In Estonia, the PIAAC survey is carried out by Statistics Estonia, and as stated by the Director General, it is vital to participate in the survey again in order to assess the activities in the period between the two surveys, and to draw conclusions.
“The PIAAC survey is like the PISA test for adults, in which people’s skills are mapped using a background questionnaire and various language, maths and other tasks. However, it is important to understand that this is a survey, not a test or exam. No one is scored, the answers are generalised in the analysis, and data are kept strictly confidential,” assured Urmet Lee, Director General of Statistics Estonia.

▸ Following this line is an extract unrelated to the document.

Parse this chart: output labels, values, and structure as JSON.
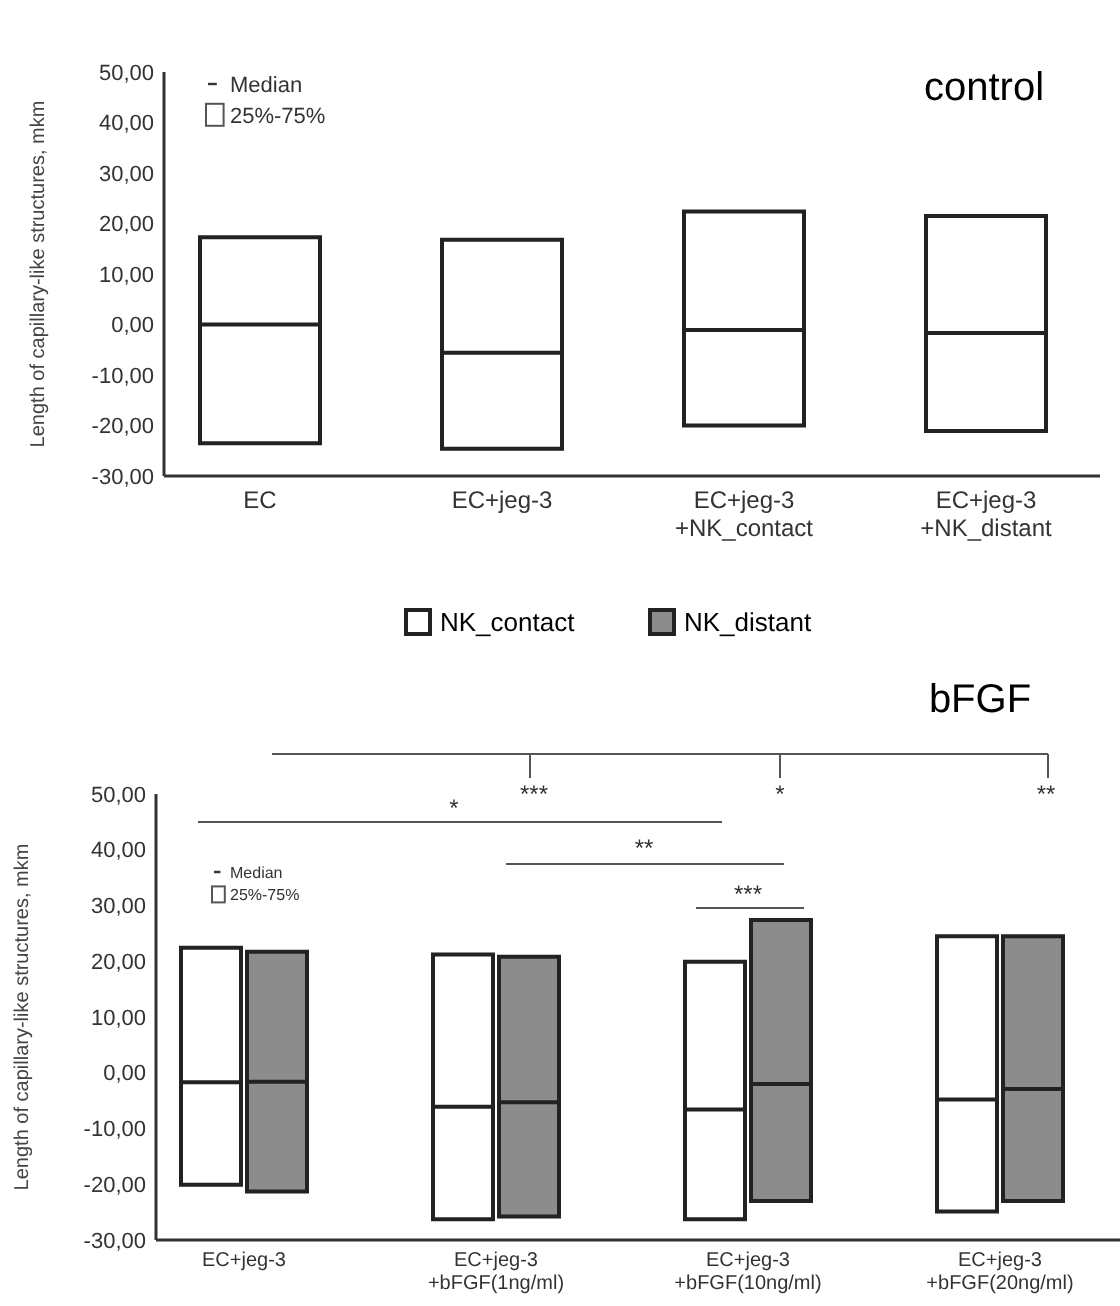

Statistics Estonia will interview up to 13,000 randomly sampled individuals aged 16–65 in the survey, which will run from September to April. Each person in the sample is unique because they represent other similar inhabitants of Estonia in terms of age, sex, place of residence, educational attainment, or other parameters. “Therefore, if you are invited to participate in the survey, please do so. Your contribution is invaluable,” stressed Lee.
In the summer of 2021, the pilot survey of PIAAC 2018–2023 was conducted with 1,500 people who helped refine the questionnaire and test the tasks. “Despite the difficult epidemiological situation, Estonia handled the pilot survey very well. We would like to thank all those who participated in the pilot and thus made the main survey possible,” added the Director General of Statistics Estonia.
In September, a leaflet introducing the PIAAC survey will arrive in the mailboxes of the sample persons, along with a request to contact an interviewer of Statistics Estonia to agree on a suitable time and place for a face-to-face interview. There is no time limit for completing the survey, but it should be noted that on average it takes two hours.
PIAAC (Programme for the International Assessment of Adult Competencies) is an international adult skills survey that aims to measure adults’ functional literacy, numeracy, and problem-solving skills in technology-rich environments, as well as elementary reading and calculation skills. 32 countries, mostly OECD members, are participating in the survey, and results will be made public at the end of 2024. The PIAAC survey in Estonia is carried out by the Ministry of Education and Research in cooperation with Statistics Estonia. The survey is supported by the Estonian state and the European Social Fund.